While 2010 is shaping up as the year of the conviction politician, the election is also throwing up candidates running on little more than their personal sense of entitlement. On that score, Lisa Murkowski is giving Florida's Charlie Crist a run for his money.
On Friday, Ms. Murkowski let it be known that she would conduct a write-in campaign for the Alaskan Senate seat against Joe Miller, the tea party favorite who toppled her fair and square in the Republican primary last month. Senate incumbents are always hard to beat, especially in a state like Alaska that has long rewarded seniority, and we assume voters understood the choice.
Though Ms. Murkowski heavily outspent the West Point grad, decorated veteran and federal magistrate, she said over the weekend on CNN that Mr. Miller had only prevailed because of "lies and fabrications and mischaracterization." She then denounced the "pretty radical things" that the Republican nominee supposedly supports, including "You know, we dump Social Security. No more Medicare. Let's get rid of the Department of Education. Elimination of all earmarks. You know, he is—he has taken an approach that is just, plain and simple, more radical than where the people of the state of Alaska are."

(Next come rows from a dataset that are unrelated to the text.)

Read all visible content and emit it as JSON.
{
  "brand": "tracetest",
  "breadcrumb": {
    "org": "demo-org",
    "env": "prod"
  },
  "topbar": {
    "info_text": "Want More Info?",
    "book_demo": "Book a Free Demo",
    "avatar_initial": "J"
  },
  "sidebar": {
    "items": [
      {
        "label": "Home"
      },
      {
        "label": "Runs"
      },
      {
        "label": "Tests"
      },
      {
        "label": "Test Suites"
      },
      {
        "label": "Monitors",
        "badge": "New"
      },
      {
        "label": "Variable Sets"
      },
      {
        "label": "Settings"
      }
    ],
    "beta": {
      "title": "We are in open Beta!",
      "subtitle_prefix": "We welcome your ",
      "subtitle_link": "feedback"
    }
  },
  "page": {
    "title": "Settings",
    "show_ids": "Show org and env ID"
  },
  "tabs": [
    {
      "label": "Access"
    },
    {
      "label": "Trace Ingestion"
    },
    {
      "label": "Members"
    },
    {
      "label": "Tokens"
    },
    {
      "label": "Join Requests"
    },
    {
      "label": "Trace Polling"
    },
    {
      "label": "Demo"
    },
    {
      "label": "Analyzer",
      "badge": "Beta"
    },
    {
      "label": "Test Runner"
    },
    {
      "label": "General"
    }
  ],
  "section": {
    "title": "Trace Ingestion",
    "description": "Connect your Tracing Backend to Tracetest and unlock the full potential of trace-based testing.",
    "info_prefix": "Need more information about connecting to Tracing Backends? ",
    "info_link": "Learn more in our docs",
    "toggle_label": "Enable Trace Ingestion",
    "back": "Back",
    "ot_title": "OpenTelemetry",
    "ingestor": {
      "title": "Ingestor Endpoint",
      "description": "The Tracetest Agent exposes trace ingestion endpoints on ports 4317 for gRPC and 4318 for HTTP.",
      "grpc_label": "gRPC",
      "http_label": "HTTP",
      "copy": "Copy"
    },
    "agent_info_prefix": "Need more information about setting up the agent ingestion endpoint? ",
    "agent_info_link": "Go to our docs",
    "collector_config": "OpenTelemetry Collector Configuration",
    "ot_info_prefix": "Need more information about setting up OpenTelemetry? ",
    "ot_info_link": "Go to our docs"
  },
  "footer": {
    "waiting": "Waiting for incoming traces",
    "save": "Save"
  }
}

If Ms. Murkowski isn't taking orders from Obama campaign manager David Plouffe, it's hard to tell. The only result of this destructive and false message will be to cut the Republican odds of taking the Senate in November. The best Ms. Murkowski can personally hope for is splitting the GOP vote and throwing the election to Democrat Scott McAdams, the mayor of Sitka.
Eric Ostermeier of the University of Minnesota notes that despite Alaska's rich history of write-in campaigns, none has ever received more than 27% of the vote. Should Ms. Murkowski play the spoiler, Mr. McAdams would be the second unlikely liberal Alaska has sent to Washington in as many cycles. Mark Begich became the first Democrat elected to Congress since 1980 when he won the late Ted Stevens's Senate seat in 2008, and he went on to vote for the stimulus, ObamaCare and every other White House priority.
Mr. Begich was able to win largely because he ran against the Alaskan GOP establishment and its culture of spending as embodied by Stevens, Congressman Don Young and, well, the Murkowski family. Frank Murkowski originally installed his daughter in the Senate in 2002, a seat that he had held for 21 years before becoming Governor. You also don't have to squint to see in Ms. Murkowski's write-in campaign a certain dynastic vendetta against Sarah Palin, who endorsed Mr. Miller and deposed Mr. Murkowski in the 2006 gubernatorial primary.
Had she accepted defeat gracefully, Ms. Murkowski would probably find she could run for Governor in the future. Yet now she is burning her bridges to nowhere after being stripped of her Senate committee assignments by Minority Leader Mitch McConnell. Her incumbency and earmark themes failed to sway primary voters, and they betray a failure to grasp the country's anti-Washington mood. Voters want a check on the Obama agenda, not someone looking to trade votes for pork.